Rinus VeeKay is now established in IndyCar. He will be on the grid for the fifth consecutive season this term driving for Ed Carpenter Racing, trying to follow in Arie Luyendyk's footsteps by winning the Indy 500, something his compatriot did twice.
Luyendyk will be among the first to congratulate VeeKay, as the Dutchman has been working as a steward in IndyCar for years. In that capacity, all drivers can turn to him for advice, something VeeKay has obviously taken advantage of in the past, especially in his rookie years.
But that relationship between driver and steward, both of Dutch descent, is creating suspicion among competitors, VeeKay reveals in an exclusive interview with RacingNews365.
"For me, Arie is a running rulebook and it is true that every weekend we have dinner, for example, and then he tells us 'there and there we are going to punish more severely' and 'what those drivers did the other day, we really didn't like'. But he is very open to everyone."
Partisanship is always overcome
"Arie likes talking to drivers and not just to me, and he also doesn't like giving penalties at all. Preferably he doesn't do it at all either.
"It is still sometimes said that he is biased towards me but if that were the case, there is always a second steward in Max Papis and if the two don't see eye to eye, then a third steward makes the decisive decision.

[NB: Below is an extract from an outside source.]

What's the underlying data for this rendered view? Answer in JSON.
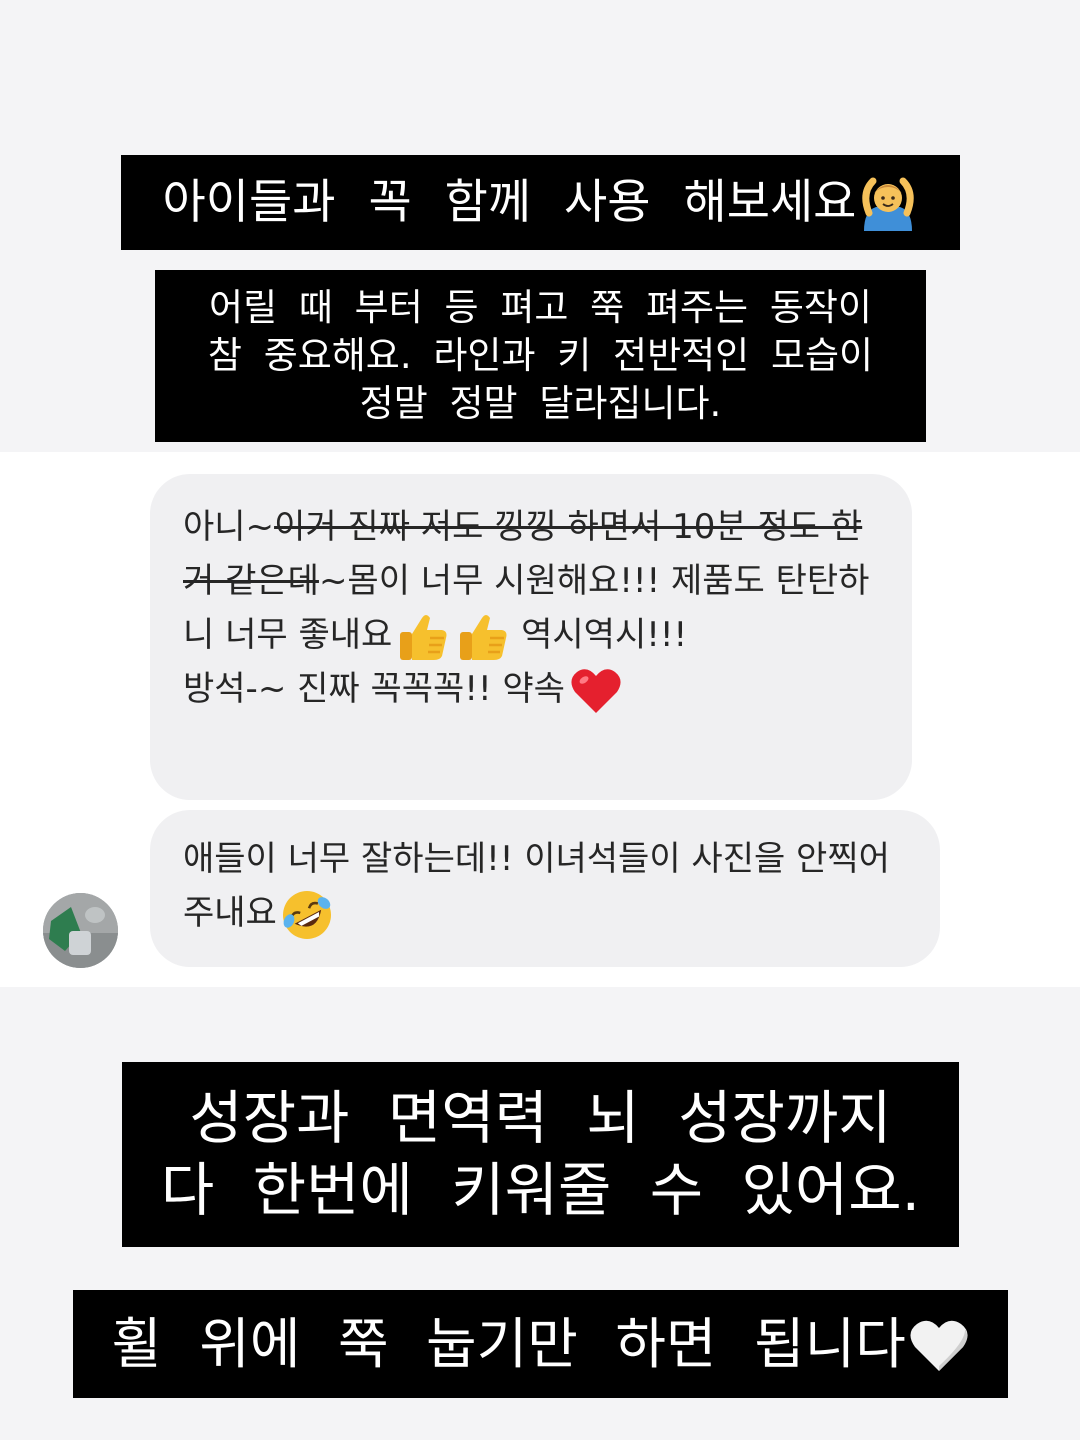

That way it can never be biased.
"I know that the entire Ganassi team feels that I am not being punished enough for what I do," VeeKay continued, then cited a specific example.
"When Scott Dixon hit me really hard at Laguna Seca, he immediately yelled 'Arie's boy, Arie's boy!' Then I think 'yeah boy, you're the one driving really hard into me.'
"If I do something wrong, I also just get a penalty and sometimes I think it's even too severe then. But maybe we are like soccer players in that respect sometimes."